Lebanon battles rage as peace talks fail

By Alistair Lyon

BEIRUT - World diplomats meeting in Rome overnight failed to agree on calling for an immediate end to the 15-day-old war between Israel and Hizbollah in Lebanon.

Foreign ministers at the crisis conference pledged to work urgently for a "lasting, permanent and sustainable" cease-fire, but did not call for the fighting to stop now, as Lebanon and its Arab allies had demanded.

Israel's offensive is by no means over, an Israeli general said. "Given the progress over the last two weeks, I reckon it will continue for several more weeks," Major-General Udi Adam, head of the northern command, said.

US Secretary of State Condoleezza Rice has insisted that no truce can be sought unless the status quo is changed.

"We have to have a plan that will actually create conditions in which we can have a cease-fire that will be sustainable," Rice told a closing news conference in Rome.

The United States has backed Israeli demands for Hizbollah to pull back from the border and ultimately disarm.

In the latest fighting, Lebanese security sources said guerrillas ambushed an Israeli force advancing on the town of Bint Jbeil, 4km from the frontier.

Hizbollah sources said the Israeli force was cut off and most of its vehicles were destroyed. "Our men can hear the screams of their wounded calling for help," one source said.

The Israeli army said eight of its soldiers were killed and 22 wounded. Arabic media had reported that as many as 13 soldiers died in the clash.

Several Israeli soldiers were also wounded when Hizbollah guerrillas attacked the nearby border village of Maroun al-Ras, seized by the Israelis in heavy fighting last week, medics said.

In Rome, the ministers agreed a UN-mandated international force was needed to secure the Israel-Lebanon border.

They urged Israel to exercise "utmost restraint" in its assault on Lebanon, launched after Hizbollah captured two Israeli soldiers in a cross-border raid on July 12.


In the Gaza Strip, scene of another Israeli offensive, Israeli forces killed 19 Palestinians, including nine militants, three children and a disabled man, during fighting.

Israel has killed 137 Palestinians in a month-long campaign to recover a captured soldier and stop rocket fire from Gaza.

Its war against Hizbollah has killed at least 420 people in Lebanon, mostly civilians. At least 50 Israelis have also died.

UN Secretary-General Kofi Annan said Iran and Syria, both allies of Hizbollah, should be included in efforts to halt the war. Rice blames Tehran and Damascus for stoking the conflict.
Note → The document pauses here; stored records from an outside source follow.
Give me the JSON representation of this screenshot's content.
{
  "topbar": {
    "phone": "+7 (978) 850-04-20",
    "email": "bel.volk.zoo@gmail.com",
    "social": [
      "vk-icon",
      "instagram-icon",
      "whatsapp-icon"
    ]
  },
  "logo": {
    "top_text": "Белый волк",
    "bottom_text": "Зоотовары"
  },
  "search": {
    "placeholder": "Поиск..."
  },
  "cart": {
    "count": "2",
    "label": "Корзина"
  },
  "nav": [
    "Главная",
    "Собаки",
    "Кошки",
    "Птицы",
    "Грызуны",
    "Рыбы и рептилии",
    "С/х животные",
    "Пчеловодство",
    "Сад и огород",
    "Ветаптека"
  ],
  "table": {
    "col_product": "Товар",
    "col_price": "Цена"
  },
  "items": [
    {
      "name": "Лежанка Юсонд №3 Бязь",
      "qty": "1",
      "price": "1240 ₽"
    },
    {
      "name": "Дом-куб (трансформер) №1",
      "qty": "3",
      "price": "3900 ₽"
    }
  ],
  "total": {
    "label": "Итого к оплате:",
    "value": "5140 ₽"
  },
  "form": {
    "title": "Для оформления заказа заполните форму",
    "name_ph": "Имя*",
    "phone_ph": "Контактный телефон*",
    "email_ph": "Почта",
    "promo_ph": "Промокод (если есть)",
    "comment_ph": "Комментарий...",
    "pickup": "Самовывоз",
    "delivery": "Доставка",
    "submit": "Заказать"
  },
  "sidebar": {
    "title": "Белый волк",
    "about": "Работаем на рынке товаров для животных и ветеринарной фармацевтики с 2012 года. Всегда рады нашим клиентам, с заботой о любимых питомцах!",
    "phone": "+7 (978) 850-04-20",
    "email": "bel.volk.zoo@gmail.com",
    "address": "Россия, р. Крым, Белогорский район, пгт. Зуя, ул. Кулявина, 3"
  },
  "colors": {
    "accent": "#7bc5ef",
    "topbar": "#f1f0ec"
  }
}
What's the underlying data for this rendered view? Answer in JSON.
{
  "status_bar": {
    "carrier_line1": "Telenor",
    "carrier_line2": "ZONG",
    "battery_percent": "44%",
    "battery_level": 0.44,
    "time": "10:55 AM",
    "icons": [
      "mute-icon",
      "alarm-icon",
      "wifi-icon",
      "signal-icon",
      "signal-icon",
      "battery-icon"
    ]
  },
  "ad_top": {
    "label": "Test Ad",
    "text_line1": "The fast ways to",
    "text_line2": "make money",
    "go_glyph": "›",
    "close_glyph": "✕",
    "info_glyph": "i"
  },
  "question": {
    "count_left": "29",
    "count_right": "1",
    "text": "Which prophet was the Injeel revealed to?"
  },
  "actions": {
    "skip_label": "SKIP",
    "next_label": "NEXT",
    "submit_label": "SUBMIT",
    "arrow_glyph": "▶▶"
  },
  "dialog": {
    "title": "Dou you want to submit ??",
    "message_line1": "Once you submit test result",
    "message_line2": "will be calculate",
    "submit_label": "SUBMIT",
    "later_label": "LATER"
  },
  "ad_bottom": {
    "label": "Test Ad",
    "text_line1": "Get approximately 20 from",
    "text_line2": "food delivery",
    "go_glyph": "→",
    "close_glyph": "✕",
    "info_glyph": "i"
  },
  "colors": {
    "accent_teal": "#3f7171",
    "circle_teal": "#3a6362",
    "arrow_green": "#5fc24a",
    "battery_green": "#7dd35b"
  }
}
Israel, Iran and Syria were not invited to the Rome talks, drawing a complaint from Syria's UN ambassador, who said the conference should have discussed "Israeli occupation" rather than a new force for Lebanon.
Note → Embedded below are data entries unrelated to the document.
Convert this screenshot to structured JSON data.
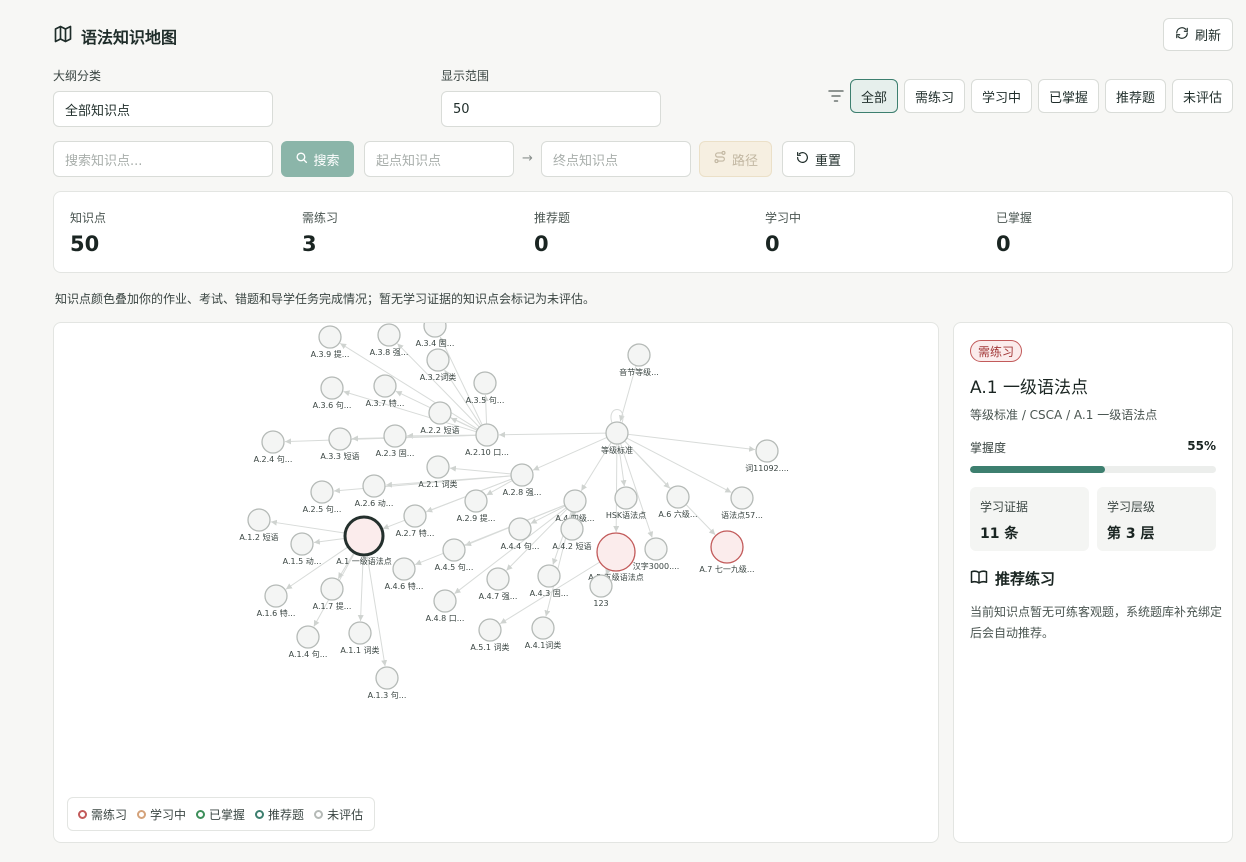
{
  "page": {
    "title": "语法知识地图",
    "refresh_label": "刷新"
  },
  "filters": {
    "outline_label": "大纲分类",
    "outline_value": "全部知识点",
    "range_label": "显示范围",
    "range_value": "50",
    "chips": [
      "全部",
      "需练习",
      "学习中",
      "已掌握",
      "推荐题",
      "未评估"
    ],
    "active_chip": "全部",
    "search_placeholder": "搜索知识点...",
    "search_label": "搜索",
    "start_placeholder": "起点知识点",
    "end_placeholder": "终点知识点",
    "path_label": "路径",
    "reset_label": "重置"
  },
  "stats": [
    {
      "label": "知识点",
      "value": "50"
    },
    {
      "label": "需练习",
      "value": "3"
    },
    {
      "label": "推荐题",
      "value": "0"
    },
    {
      "label": "学习中",
      "value": "0"
    },
    {
      "label": "已掌握",
      "value": "0"
    }
  ],
  "note": "知识点颜色叠加你的作业、考试、错题和导学任务完成情况；暂无学习证据的知识点会标记为未评估。",
  "graph": {
    "nodes": [
      {
        "id": "n1",
        "label": "A.3.4 固...",
        "status": "unassessed"
      },
      {
        "id": "n2",
        "label": "A.3.9 提...",
        "status": "unassessed"
      },
      {
        "id": "n3",
        "label": "A.3.8 强...",
        "status": "unassessed"
      },
      {
        "id": "n4",
        "label": "A.3.2词类",
        "status": "unassessed"
      },
      {
        "id": "n5",
        "label": "音节等级...",
        "status": "unassessed"
      },
      {
        "id": "n6",
        "label": "A.3.6 句...",
        "status": "unassessed"
      },
      {
        "id": "n7",
        "label": "A.3.7 特...",
        "status": "unassessed"
      },
      {
        "id": "n8",
        "label": "A.3.5 句...",
        "status": "unassessed"
      },
      {
        "id": "n9",
        "label": "A.2.2 短语",
        "status": "unassessed"
      },
      {
        "id": "n10",
        "label": "A.2.4 句...",
        "status": "unassessed"
      },
      {
        "id": "n11",
        "label": "A.3.3 短语",
        "status": "unassessed"
      },
      {
        "id": "n12",
        "label": "A.2.3 固...",
        "status": "unassessed"
      },
      {
        "id": "n13",
        "label": "A.2.10 口...",
        "status": "unassessed"
      },
      {
        "id": "n14",
        "label": "等级标准",
        "status": "unassessed"
      },
      {
        "id": "n15",
        "label": "词11092....",
        "status": "unassessed"
      },
      {
        "id": "n16",
        "label": "A.2.1 词类",
        "status": "unassessed"
      },
      {
        "id": "n17",
        "label": "A.2.8 强...",
        "status": "unassessed"
      },
      {
        "id": "n18",
        "label": "A.2.5 句...",
        "status": "unassessed"
      },
      {
        "id": "n19",
        "label": "A.2.6 动...",
        "status": "unassessed"
      },
      {
        "id": "n20",
        "label": "A.2.9 提...",
        "status": "unassessed"
      },
      {
        "id": "n21",
        "label": "A.4 四级...",
        "status": "unassessed"
      },
      {
        "id": "n22",
        "label": "HSK语法点",
        "status": "unassessed"
      },
      {
        "id": "n23",
        "label": "A.6 六级...",
        "status": "unassessed"
      },
      {
        "id": "n24",
        "label": "语法点57...",
        "status": "unassessed"
      },
      {
        "id": "n25",
        "label": "A.1.2 短语",
        "status": "unassessed"
      },
      {
        "id": "n26",
        "label": "A.1 一级语法点",
        "status": "practice"
      },
      {
        "id": "n27",
        "label": "A.2.7 特...",
        "status": "unassessed"
      },
      {
        "id": "n28",
        "label": "A.4.4 句...",
        "status": "unassessed"
      },
      {
        "id": "n29",
        "label": "A.4.2 短语",
        "status": "unassessed"
      },
      {
        "id": "n30",
        "label": "A.5 五级语法点",
        "status": "practice"
      },
      {
        "id": "n31",
        "label": "汉字3000....",
        "status": "unassessed"
      },
      {
        "id": "n32",
        "label": "A.7 七一九级...",
        "status": "practice"
      },
      {
        "id": "n33",
        "label": "A.1.5 动...",
        "status": "unassessed"
      },
      {
        "id": "n34",
        "label": "A.4.5 句...",
        "status": "unassessed"
      },
      {
        "id": "n35",
        "label": "A.4.6 特...",
        "status": "unassessed"
      },
      {
        "id": "n36",
        "label": "A.4.7 强...",
        "status": "unassessed"
      },
      {
        "id": "n37",
        "label": "A.4.3 固...",
        "status": "unassessed"
      },
      {
        "id": "n38",
        "label": "123",
        "status": "unassessed"
      },
      {
        "id": "n39",
        "label": "A.1.6 特...",
        "status": "unassessed"
      },
      {
        "id": "n40",
        "label": "A.1.7 提...",
        "status": "unassessed"
      },
      {
        "id": "n41",
        "label": "A.4.8 口...",
        "status": "unassessed"
      },
      {
        "id": "n42",
        "label": "A.1.4 句...",
        "status": "unassessed"
      },
      {
        "id": "n43",
        "label": "A.1.1 词类",
        "status": "unassessed"
      },
      {
        "id": "n44",
        "label": "A.5.1 词类",
        "status": "unassessed"
      },
      {
        "id": "n45",
        "label": "A.4.1词类",
        "status": "unassessed"
      },
      {
        "id": "n46",
        "label": "A.1.3 句...",
        "status": "unassessed"
      }
    ],
    "legend": [
      {
        "label": "需练习",
        "color": "#c25a5a"
      },
      {
        "label": "学习中",
        "color": "#d4a27a"
      },
      {
        "label": "已掌握",
        "color": "#3d8f5a"
      },
      {
        "label": "推荐题",
        "color": "#3d7f6f"
      },
      {
        "label": "未评估",
        "color": "#b5bab7"
      }
    ]
  },
  "detail": {
    "badge": "需练习",
    "title": "A.1 一级语法点",
    "breadcrumb": "等级标准 / CSCA / A.1 一级语法点",
    "mastery_label": "掌握度",
    "mastery_value": "55%",
    "mastery_fraction": 0.55,
    "evidence_label": "学习证据",
    "evidence_value": "11 条",
    "level_label": "学习层级",
    "level_value": "第 3 层",
    "practice_title": "推荐练习",
    "practice_desc": "当前知识点暂无可练客观题，系统题库补充绑定后会自动推荐。"
  }
}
"How come the fate of our area is decided 3000km away from it?" Ambassador Bashar Jaafari said. "I am talking about the conference of Rome where Syria was not there, where many other countries concerned were not there."

Hizbollah vowed not to accept "humiliating" truce terms and to take its rocket strikes deeper into Israel.
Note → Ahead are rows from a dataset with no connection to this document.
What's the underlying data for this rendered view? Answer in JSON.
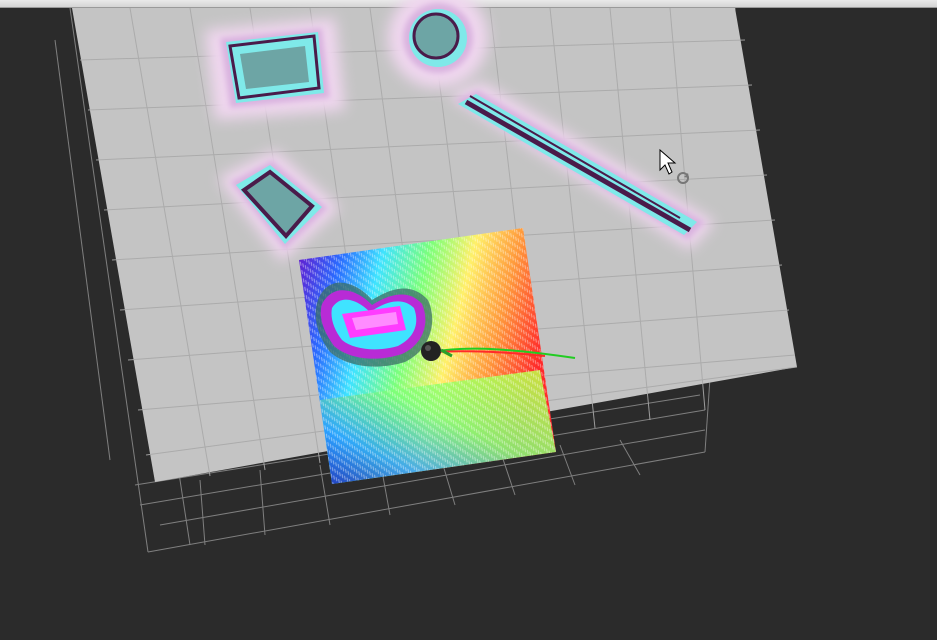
{
  "scene": {
    "background_color": "#2b2b2b",
    "grid_line_color": "#8e8e8e",
    "static_map_free_color": "#c4c4c4",
    "obstacle_color": "#4a1b4a",
    "inflation_colors": [
      "#7fe9e9",
      "#d9b3df",
      "#f0d7ef"
    ],
    "local_costmap_gradient": [
      "#6a12c8",
      "#2a6cff",
      "#3fe3ff",
      "#7dff7a",
      "#fff06a",
      "#ff9a3c",
      "#ff2a2a"
    ],
    "global_path_color": "#22cc22",
    "local_path_color": "#ff2a2a",
    "robot_color": "#222222"
  },
  "cursor": {
    "icon": "rotate-cursor-icon"
  }
}
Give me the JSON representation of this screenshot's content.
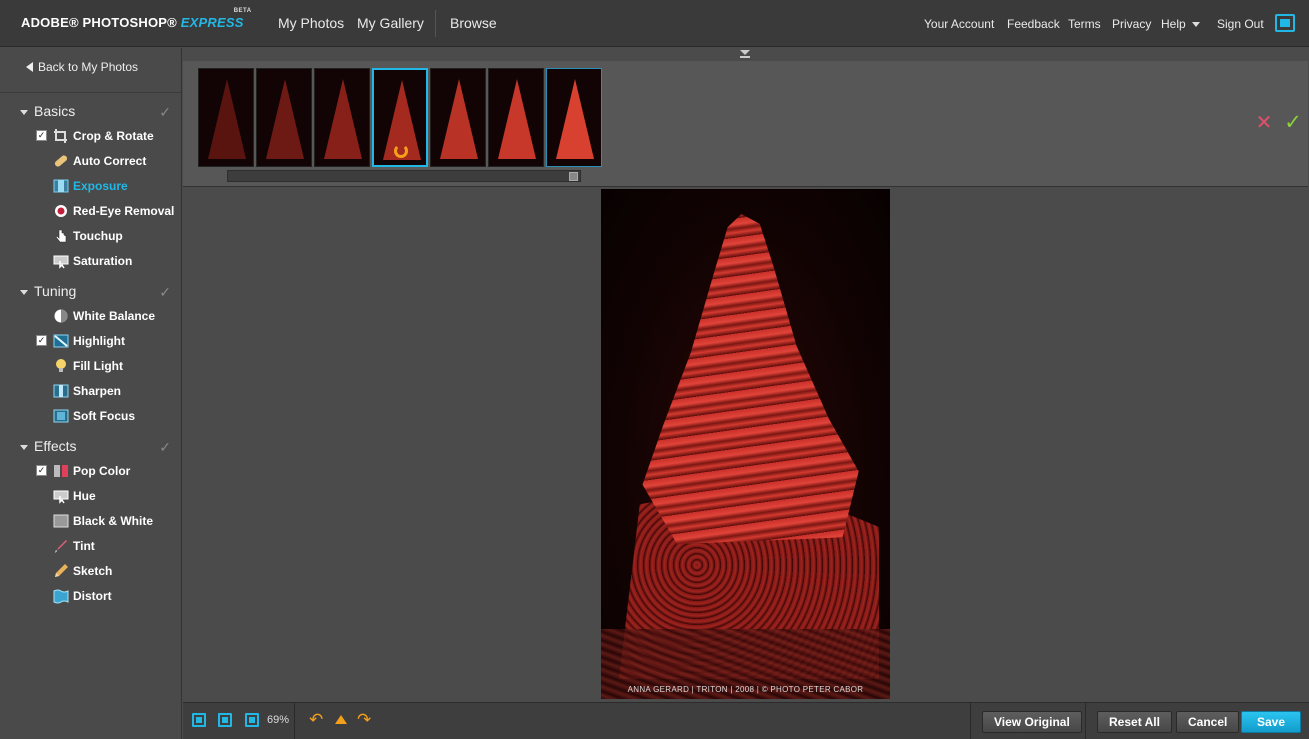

Hours later, more than 125 missiles hit the port of Haifa and other parts of northern Israel, wounding dozens of people.

Israeli Prime Minister Ehud Olmert strove to limit diplomatic damage from the killing of four UN observers in an air strike on their post in south Lebanon on Tuesday, telling Annan he was sorry at the deaths, but expressing shock at the UN chief's suggestion the attack was deliberate.

An angry China asked the UN Security Council on Wednesday to condemn the air raid, in which a Chinese observer was killed. The others were from Finland, Austria and Canada.

An Irish army officer in south Lebanon had warned Israel six times that air strikes threatened the lives of UN observers before Tuesday's deaths, Ireland's Foreign Ministry said.

UN officials said the raid flattened the building housing the observers. Initial UN assessments suggested Israel had used precision-guided munitions, diplomats in Jerusalem said.